Haibe-Kains is less convinced. When he asked the Google Health team to share the code for its cancer-screening AI, he was told that it needed more testing. The team repeats this justification in a formal reply to Haibe-Kains’s criticisms, also published in Nature: “We intend to subject our software to extensive testing before its use in a clinical environment, working alongside patients, providers and regulators to ensure efficacy and safety.” The researchers also said they did not have permission to share all the medical data they were using.

It’s not good enough, says Haibe-Kains: “If they want to build a product out of it, then I completely understand they won’t disclose all the information.” But he thinks that if you publish in a scientific journal or conference, you have a duty to release code that others can run. Sometimes that might mean sharing a version that is trained on less data or uses less expensive hardware. It might give worse results, but people will be able to tinker with it. “The boundaries between building a product versus doing research are getting fuzzier by the minute,” says Haibe-Kains. “I think as a field we are going to lose.”

If companies are going to be criticized for publishing, why do it at all? There’s a degree of public relations, of course. But the main reason is that the best corporate labs are filled with researchers from universities. To some extent the culture at places like Facebook AI Research, DeepMind, and OpenAI is shaped by traditional academic habits. Tech companies also win by participating in the wider research community. All big AI projects at private labs are built on layers and layers of public research. And few AI researchers haven’t made use of open-source machine-learning tools like Facebook’s PyTorch or Google’s TensorFlow.

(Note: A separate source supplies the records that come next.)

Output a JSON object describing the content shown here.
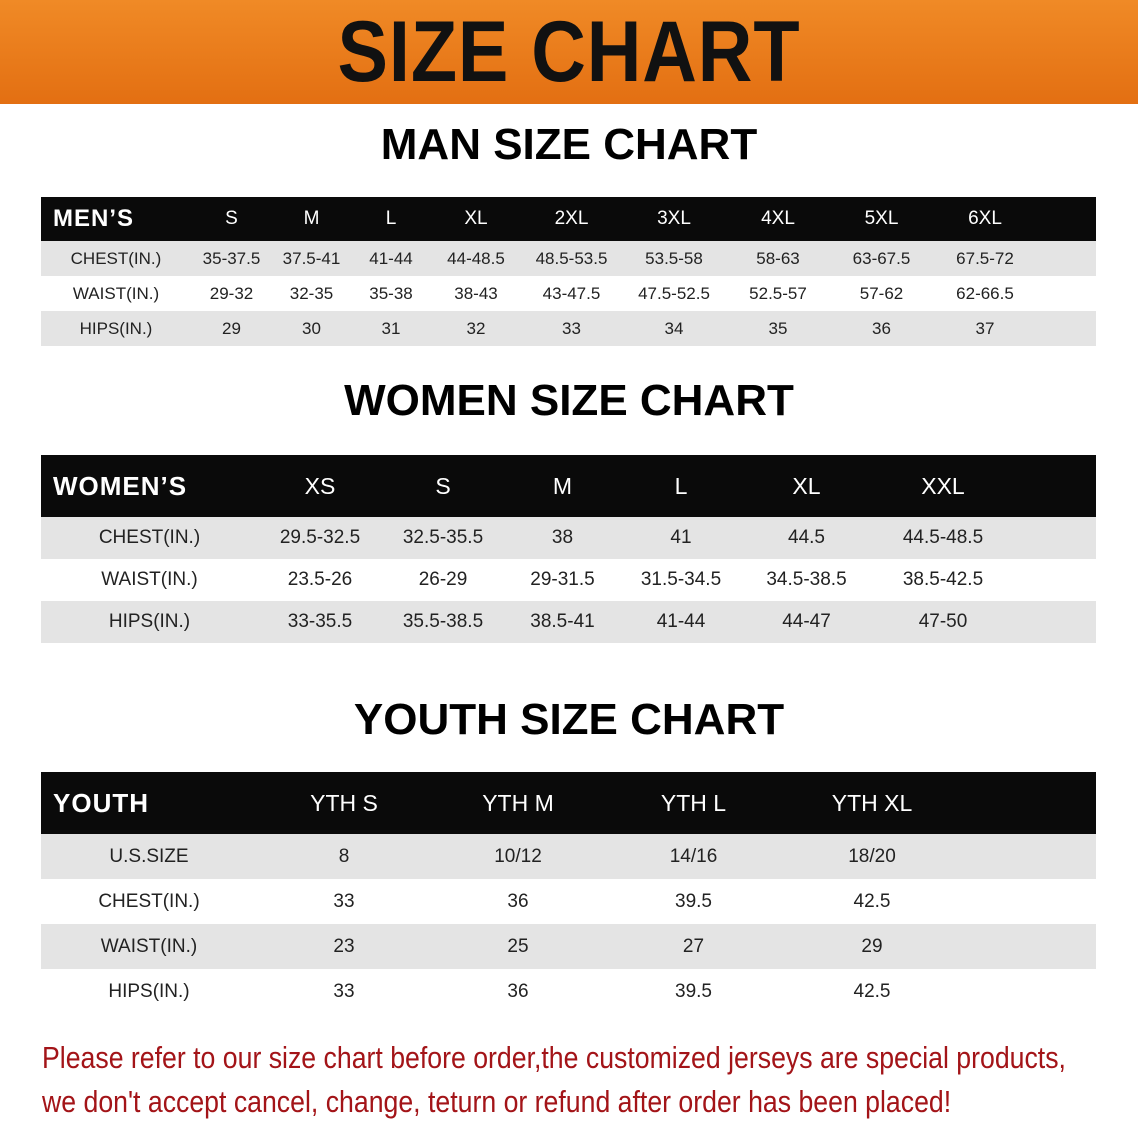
{
  "banner_title": "SIZE CHART",
  "colors": {
    "banner": "#e8781a",
    "header_row": "#0a0a0a",
    "stripe": "#e4e4e4",
    "note_text": "#a31418"
  },
  "men": {
    "title": "MAN SIZE CHART",
    "headers": [
      "MEN’S",
      "S",
      "M",
      "L",
      "XL",
      "2XL",
      "3XL",
      "4XL",
      "5XL",
      "6XL",
      ""
    ],
    "rows": [
      [
        "CHEST(IN.)",
        "35-37.5",
        "37.5-41",
        "41-44",
        "44-48.5",
        "48.5-53.5",
        "53.5-58",
        "58-63",
        "63-67.5",
        "67.5-72",
        ""
      ],
      [
        "WAIST(IN.)",
        "29-32",
        "32-35",
        "35-38",
        "38-43",
        "43-47.5",
        "47.5-52.5",
        "52.5-57",
        "57-62",
        "62-66.5",
        ""
      ],
      [
        "HIPS(IN.)",
        "29",
        "30",
        "31",
        "32",
        "33",
        "34",
        "35",
        "36",
        "37",
        ""
      ]
    ]
  },
  "women": {
    "title": "WOMEN SIZE CHART",
    "headers": [
      "WOMEN’S",
      "XS",
      "S",
      "M",
      "L",
      "XL",
      "XXL",
      ""
    ],
    "rows": [
      [
        "CHEST(IN.)",
        "29.5-32.5",
        "32.5-35.5",
        "38",
        "41",
        "44.5",
        "44.5-48.5",
        ""
      ],
      [
        "WAIST(IN.)",
        "23.5-26",
        "26-29",
        "29-31.5",
        "31.5-34.5",
        "34.5-38.5",
        "38.5-42.5",
        ""
      ],
      [
        "HIPS(IN.)",
        "33-35.5",
        "35.5-38.5",
        "38.5-41",
        "41-44",
        "44-47",
        "47-50",
        ""
      ]
    ]
  },
  "youth": {
    "title": "YOUTH SIZE CHART",
    "headers": [
      "YOUTH",
      "YTH S",
      "YTH M",
      "YTH L",
      "YTH XL",
      ""
    ],
    "rows": [
      [
        "U.S.SIZE",
        "8",
        "10/12",
        "14/16",
        "18/20",
        ""
      ],
      [
        "CHEST(IN.)",
        "33",
        "36",
        "39.5",
        "42.5",
        ""
      ],
      [
        "WAIST(IN.)",
        "23",
        "25",
        "27",
        "29",
        ""
      ],
      [
        "HIPS(IN.)",
        "33",
        "36",
        "39.5",
        "42.5",
        ""
      ]
    ]
  },
  "note": {
    "line1": "Please refer to our size chart before order,the customized jerseys are special products,",
    "line2": "we don't accept cancel, change, teturn or refund after order has been placed!"
  }
}
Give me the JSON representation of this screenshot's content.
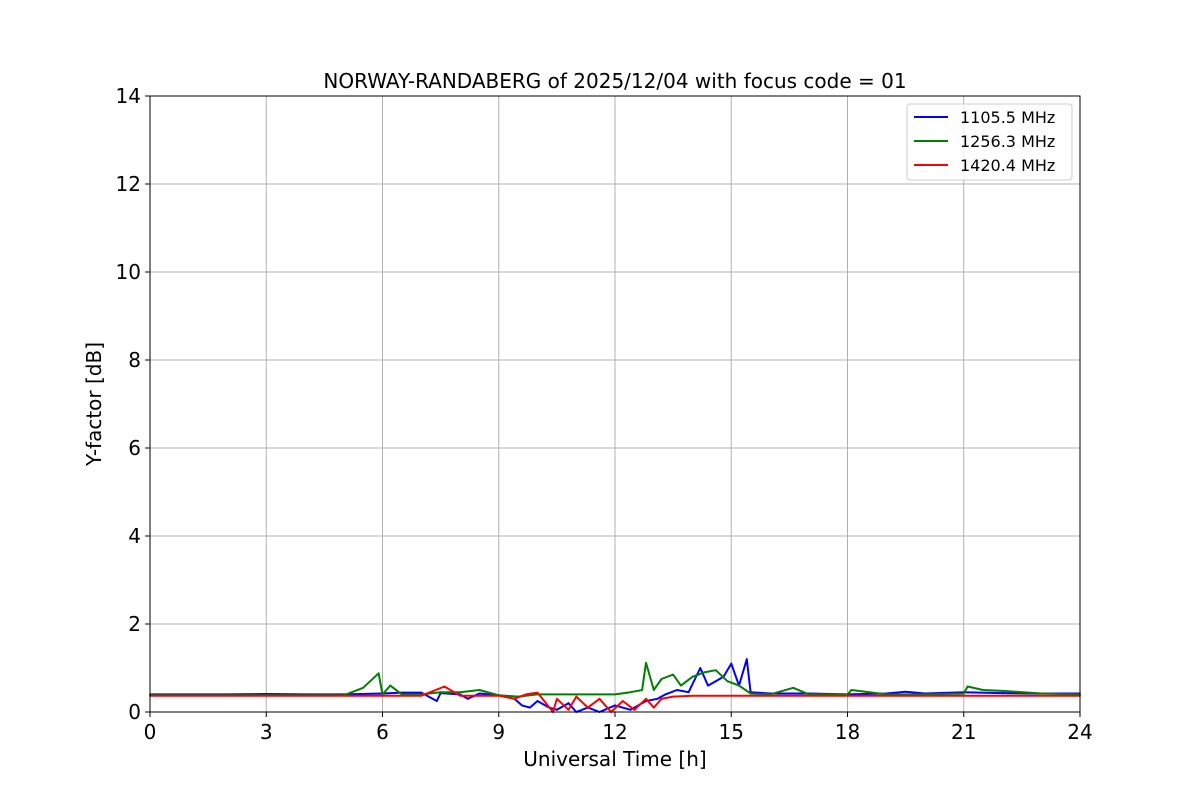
{
  "chart_data": {
    "type": "line",
    "title": "NORWAY-RANDABERG of 2025/12/04 with focus code = 01",
    "xlabel": "Universal Time [h]",
    "ylabel": "Y-factor [dB]",
    "xlim": [
      0,
      24
    ],
    "ylim": [
      0,
      14
    ],
    "xticks": [
      0,
      3,
      6,
      9,
      12,
      15,
      18,
      21,
      24
    ],
    "yticks": [
      0,
      2,
      4,
      6,
      8,
      10,
      12,
      14
    ],
    "xtick_labels": [
      "0",
      "3",
      "6",
      "9",
      "12",
      "15",
      "18",
      "21",
      "24"
    ],
    "ytick_labels": [
      "0",
      "2",
      "4",
      "6",
      "8",
      "10",
      "12",
      "14"
    ],
    "grid": true,
    "legend_position": "top-right",
    "series": [
      {
        "name": "1105.5 MHz",
        "color": "#0000ff",
        "x": [
          0,
          1,
          2,
          3,
          4,
          5,
          6,
          6.5,
          7,
          7.4,
          7.5,
          8,
          8.2,
          8.5,
          9,
          9.4,
          9.6,
          9.8,
          10,
          10.3,
          10.5,
          10.8,
          11,
          11.3,
          11.6,
          12,
          12.4,
          12.8,
          13.1,
          13.3,
          13.6,
          13.9,
          14.2,
          14.4,
          14.6,
          14.8,
          15,
          15.2,
          15.4,
          15.5,
          16,
          17,
          18,
          19,
          19.5,
          20,
          21,
          22,
          23,
          24
        ],
        "y": [
          0.4,
          0.4,
          0.4,
          0.41,
          0.4,
          0.4,
          0.42,
          0.44,
          0.44,
          0.25,
          0.43,
          0.4,
          0.3,
          0.42,
          0.38,
          0.3,
          0.15,
          0.1,
          0.25,
          0.1,
          0.05,
          0.2,
          0.0,
          0.1,
          0.0,
          0.15,
          0.05,
          0.25,
          0.3,
          0.4,
          0.5,
          0.45,
          1.0,
          0.6,
          0.7,
          0.8,
          1.1,
          0.6,
          1.2,
          0.45,
          0.42,
          0.42,
          0.4,
          0.42,
          0.46,
          0.42,
          0.45,
          0.43,
          0.42,
          0.42
        ]
      },
      {
        "name": "1256.3 MHz",
        "color": "#008000",
        "x": [
          0,
          1,
          2,
          3,
          4,
          5,
          5.5,
          5.9,
          6,
          6.2,
          6.5,
          7,
          7.5,
          8,
          8.5,
          9,
          9.5,
          10,
          11,
          12,
          12.4,
          12.7,
          12.8,
          13,
          13.2,
          13.5,
          13.7,
          14,
          14.3,
          14.6,
          14.9,
          15.2,
          15.5,
          16,
          16.6,
          17,
          18,
          18.1,
          19,
          20,
          21,
          21.1,
          21.5,
          22,
          23,
          24
        ],
        "y": [
          0.38,
          0.38,
          0.38,
          0.38,
          0.38,
          0.38,
          0.55,
          0.88,
          0.4,
          0.6,
          0.4,
          0.4,
          0.45,
          0.45,
          0.5,
          0.38,
          0.35,
          0.4,
          0.4,
          0.4,
          0.45,
          0.5,
          1.12,
          0.5,
          0.75,
          0.85,
          0.6,
          0.8,
          0.9,
          0.95,
          0.7,
          0.6,
          0.42,
          0.4,
          0.55,
          0.4,
          0.4,
          0.5,
          0.4,
          0.4,
          0.42,
          0.58,
          0.5,
          0.48,
          0.42,
          0.4
        ]
      },
      {
        "name": "1420.4 MHz",
        "color": "#ff0000",
        "x": [
          0,
          2,
          4,
          6,
          7,
          7.6,
          8,
          9,
          9.4,
          9.7,
          10,
          10.4,
          10.5,
          10.8,
          11,
          11.3,
          11.6,
          11.9,
          12.2,
          12.5,
          12.8,
          13.0,
          13.2,
          13.5,
          14,
          15,
          16,
          18,
          20,
          22,
          24
        ],
        "y": [
          0.37,
          0.37,
          0.37,
          0.37,
          0.37,
          0.58,
          0.37,
          0.37,
          0.3,
          0.4,
          0.44,
          0.0,
          0.3,
          0.05,
          0.35,
          0.1,
          0.3,
          0.0,
          0.25,
          0.05,
          0.3,
          0.1,
          0.3,
          0.35,
          0.37,
          0.37,
          0.37,
          0.37,
          0.37,
          0.37,
          0.37
        ]
      }
    ]
  }
}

As more research is done in house at giant tech companies, certain trade-offs between the competing demands of business and research will become inevitable. The question is how researchers navigate them. Haibe-Kains would like to see journals like Nature split what they publish into separate streams: reproducible studies on one hand and tech showcases on the other.

But Pineau is more optimistic. “I would not be working at Facebook if it did not have an open approach to research,” she says.

Other large corporate labs stress their commitment to transparency too. “Scientific work requires scrutiny and replication by others in the field,” says Kavukcuoglu. “This is a critical part of our approach to research at DeepMind.”

“OpenAI has grown into something very different from a traditional laboratory,” says Kayla Wood, a spokesperson for the company. “Naturally that raises some questions.” She notes that OpenAI works with more than 80 industry and academic organizations in the Partnership on AI to think about long-term publication norms for research.

Pineau believes there’s something to that. She thinks AI companies are demonstrating a third way to do research, somewhere between Haibe-Kains’s two streams. She contrasts the intellectual output of private AI labs with that of pharmaceutical companies, for example, which invest billions in drugs and keep much of the work behind closed doors.

The long-term impact of the practices introduced by Pineau and others remains to be seen. Will habits be changed for good? What difference will it make to AI’s uptake outside research? A lot hangs on the direction AI takes. The trend for ever larger models and data sets—favored by OpenAI, for example—will continue to make the cutting edge of AI inaccessible to most researchers. On the other hand, new techniques, such as model compression and few-shot learning, could reverse this trend and allow more researchers to work with smaller, more efficient AI.

Either way, AI research will still be dominated by large companies. If it’s done right, that doesn’t have to be a bad thing, says Pineau: “AI is changing the conversation about how industry research labs operate.” The key will be making sure the wider field gets the chance to participate. Because the trustworthiness of AI, on which so much depends, begins at the cutting edge.